Uma trajetória marcada por deslocamentos e reinvenções

Agi Straus, pseudônimo artístico de Agathe Deutsch, construiu uma das trajetórias mais singulares entre os artistas de origem europeia que desenvolveram sua carreira no Brasil. Nascida em Viena, na Áustria, em 12 de julho de 1926, Agi chegou ao Brasil em 1938, ainda adolescente, em meio às perseguições promovidas pelo nazismo contra os judeus. A experiência da imigração e a mudança radical de ambiente cultural acompanharam sua formação e sua trajetória artística, estabelecendo uma relação particular entre a memória europeia e a experiência brasileira. Agi morreu em São Paulo, em 2022, aos 96 anos.

Sua trajetória não se restringiu à pintura. Agi Straus foi também desenhista, gravadora, escultora, ilustradora e escritora, desenvolvendo ao longo da vida uma produção diversificada. Estudou no Museu de Arte de São Paulo em 1952, onde teve contato com artistas como Darel Valença Lins, Poty Lazzarotto e Aldemir Martins. Também se aperfeiçoou na técnica do afresco com Gaetano Miani e estudou escultura com Zamoisky. Essa formação contribuiu para uma prática artística aberta a diferentes materiais, linguagens e procedimentos.

Entre Viena e o Brasil

A mudança para o Brasil não representou apenas uma alteração geográfica na vida de Agi Straus. Significou também o início de uma experiência cultural que atravessaria toda a sua produção. Antes de chegar ao país, a artista havia iniciado seus estudos artísticos em Viena, mas precisou interrompê-los em razão da perseguição nazista. Pesquisas sobre artistas judeus refugiados no Brasil destacam Agi entre as mulheres que chegaram ainda jovens ao país e posteriormente desenvolveram carreiras artísticas relevantes, combinando elementos de sua herança cultural europeia com aspectos da experiência brasileira.
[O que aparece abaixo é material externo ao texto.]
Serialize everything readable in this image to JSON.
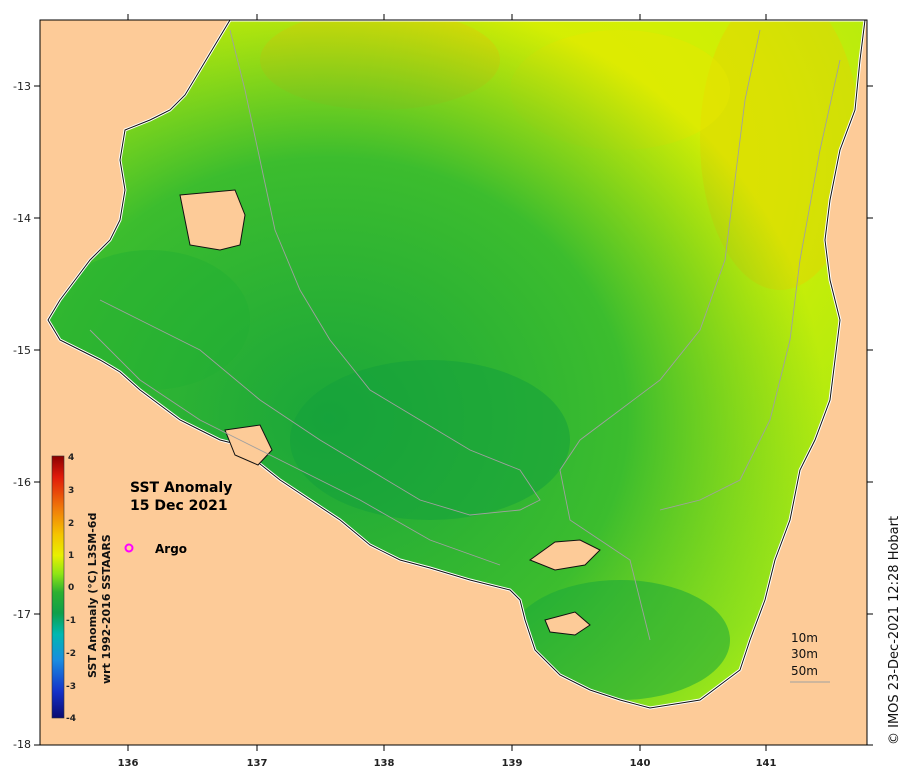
{
  "map": {
    "title_line1": "SST Anomaly",
    "title_line2": "15 Dec 2021",
    "x_ticks": [
      "136",
      "137",
      "138",
      "139",
      "140",
      "141"
    ],
    "y_ticks": [
      "-13",
      "-14",
      "-15",
      "-16",
      "-17",
      "-18"
    ],
    "legend": {
      "marker_label": "Argo",
      "marker_color": "#ff00ff"
    },
    "depth_labels": [
      "10m",
      "30m",
      "50m"
    ],
    "credit": "© IMOS 23-Dec-2021 12:28 Hobart",
    "land_color": "#fdcb98",
    "colors": {
      "cool": "#1aa63a",
      "neutral": "#7ee01b",
      "warm": "#d8f200",
      "hot": "#f5c400"
    }
  },
  "colorbar": {
    "ticks": [
      "4",
      "3",
      "2",
      "1",
      "0",
      "-1",
      "-2",
      "-3",
      "-4"
    ],
    "label_line1": "SST Anomaly (°C) L3SM-6d",
    "label_line2": "wrt 1992-2016 SSTAARS"
  }
}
Agi viveu em diferentes cidades brasileiras, entre elas Belém, Recife, Salvador, São Luís e São Paulo. Essa circulação por diferentes regiões contribuiu para ampliar sua experiência visual e cultural. Ao estabelecer-se em São Paulo, encontrou um ambiente artístico em transformação, ligado ao desenvolvimento do modernismo e à expansão de instituições voltadas às artes.

Sua história pessoal, portanto, não pode ser separada da própria ideia de deslocamento. A artista carregava consigo uma memória europeia, mas desenvolveu sua produção em contato permanente com o Brasil. Essa combinação aparece menos como uma oposição entre dois mundos e mais como uma convivência entre referências diferentes.
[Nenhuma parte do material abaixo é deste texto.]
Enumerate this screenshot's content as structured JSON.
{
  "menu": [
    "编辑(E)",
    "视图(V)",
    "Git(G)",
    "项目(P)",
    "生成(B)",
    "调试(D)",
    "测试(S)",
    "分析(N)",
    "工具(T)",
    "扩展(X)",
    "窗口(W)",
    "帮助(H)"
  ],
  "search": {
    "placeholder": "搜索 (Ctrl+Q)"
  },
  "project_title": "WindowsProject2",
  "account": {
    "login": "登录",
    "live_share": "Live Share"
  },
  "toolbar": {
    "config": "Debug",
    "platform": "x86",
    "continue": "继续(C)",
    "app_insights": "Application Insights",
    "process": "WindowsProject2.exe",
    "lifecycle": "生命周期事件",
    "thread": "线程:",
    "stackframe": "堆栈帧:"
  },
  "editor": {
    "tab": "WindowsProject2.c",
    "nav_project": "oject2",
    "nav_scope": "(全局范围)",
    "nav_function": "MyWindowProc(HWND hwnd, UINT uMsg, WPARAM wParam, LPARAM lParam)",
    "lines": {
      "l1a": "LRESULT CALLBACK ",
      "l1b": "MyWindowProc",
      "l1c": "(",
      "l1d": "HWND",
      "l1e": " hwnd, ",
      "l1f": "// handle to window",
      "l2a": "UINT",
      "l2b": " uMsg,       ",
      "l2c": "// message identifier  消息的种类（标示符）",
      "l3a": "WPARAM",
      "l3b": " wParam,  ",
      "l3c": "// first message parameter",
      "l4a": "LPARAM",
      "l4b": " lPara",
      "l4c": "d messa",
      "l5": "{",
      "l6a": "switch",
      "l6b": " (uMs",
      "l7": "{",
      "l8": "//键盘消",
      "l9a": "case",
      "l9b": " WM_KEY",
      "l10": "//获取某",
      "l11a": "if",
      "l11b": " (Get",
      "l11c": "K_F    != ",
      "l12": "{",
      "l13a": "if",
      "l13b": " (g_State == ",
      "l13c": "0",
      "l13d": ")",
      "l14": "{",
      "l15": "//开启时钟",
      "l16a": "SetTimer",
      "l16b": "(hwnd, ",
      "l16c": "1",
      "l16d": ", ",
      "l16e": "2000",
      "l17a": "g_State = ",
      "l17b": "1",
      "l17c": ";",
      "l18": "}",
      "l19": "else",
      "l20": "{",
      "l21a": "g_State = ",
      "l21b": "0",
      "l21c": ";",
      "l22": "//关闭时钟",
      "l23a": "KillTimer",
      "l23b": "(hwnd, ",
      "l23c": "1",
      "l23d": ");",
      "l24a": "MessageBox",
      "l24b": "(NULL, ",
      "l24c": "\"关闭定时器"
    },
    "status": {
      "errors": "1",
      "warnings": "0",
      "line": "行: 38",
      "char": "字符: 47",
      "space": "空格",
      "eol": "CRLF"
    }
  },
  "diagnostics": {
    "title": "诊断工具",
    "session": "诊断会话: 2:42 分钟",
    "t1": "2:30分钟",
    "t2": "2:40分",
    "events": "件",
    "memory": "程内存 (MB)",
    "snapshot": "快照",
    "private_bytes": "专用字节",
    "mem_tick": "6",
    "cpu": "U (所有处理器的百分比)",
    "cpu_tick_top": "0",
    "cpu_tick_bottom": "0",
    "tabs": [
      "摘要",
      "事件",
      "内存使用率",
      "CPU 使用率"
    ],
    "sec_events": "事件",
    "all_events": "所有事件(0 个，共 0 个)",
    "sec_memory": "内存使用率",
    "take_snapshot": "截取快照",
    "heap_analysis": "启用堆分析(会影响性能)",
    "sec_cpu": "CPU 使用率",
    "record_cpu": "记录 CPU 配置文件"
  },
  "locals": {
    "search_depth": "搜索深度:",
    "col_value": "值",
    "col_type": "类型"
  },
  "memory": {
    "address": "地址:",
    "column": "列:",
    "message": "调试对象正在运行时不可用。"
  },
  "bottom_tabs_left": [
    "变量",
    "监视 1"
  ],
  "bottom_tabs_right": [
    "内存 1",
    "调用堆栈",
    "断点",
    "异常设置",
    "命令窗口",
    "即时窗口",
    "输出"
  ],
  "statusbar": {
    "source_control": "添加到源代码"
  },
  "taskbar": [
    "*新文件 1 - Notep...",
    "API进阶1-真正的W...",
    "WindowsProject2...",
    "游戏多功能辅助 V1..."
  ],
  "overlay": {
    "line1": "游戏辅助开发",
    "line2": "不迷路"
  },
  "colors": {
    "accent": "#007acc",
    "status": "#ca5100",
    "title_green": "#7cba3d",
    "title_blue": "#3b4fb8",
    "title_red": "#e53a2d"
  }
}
A formação artística em São Paulo

O contato com o Museu de Arte de São Paulo foi fundamental para sua formação. Em 1952, Agi estudou com Darel, Poty e Aldemir Martins, artistas que contribuíram para sua aproximação com diferentes possibilidades do desenho e da pintura. Posteriormente, aprofundou seus estudos de afresco com Gaetano Miani, com quem realizou um afresco no Palácio do Café, e desenvolveu estudos de escultura com Zamoisky.

Essa diversidade de experiências ajuda a compreender por que sua produção não pode ser limitada a uma única técnica. Agi transitou entre pintura, desenho, gravura, escultura e ilustração, construindo uma trajetória na qual diferentes linguagens se complementavam.

A artista também manteve uma relação importante com a literatura infantil. A partir de 1951, passou a escrever e ilustrar livros para a Editora Melhoramentos. Entre 1960 e 1962, fundou e dirigiu a Escola Agi de arte para crianças, em São Paulo. Durante seis anos, trabalhou ainda como desenhista do Suplemento Literário do jornal O Estado de S. Paulo.

Essa experiência com a ilustração revela outro aspecto importante de sua linguagem: a capacidade de transformar ideias em imagens por meio de desenho, síntese e observação. A ilustração exigia clareza visual, mas também oferecia espaço para imaginação e invenção.

A natureza como centro da pintura

Entre os aspectos mais destacados da produção de Agi Straus está a relação entre natureza-morta e paisagem. Uma análise publicada pela Assembleia Legislativa de São Paulo observa que suas paisagens preservam uma unidade de inspiração com suas naturezas-mortas, incluindo campos floridos e flores isoladas. O texto também destaca o uso de materiais que produzem uma espécie de estratificação na superfície de suas obras.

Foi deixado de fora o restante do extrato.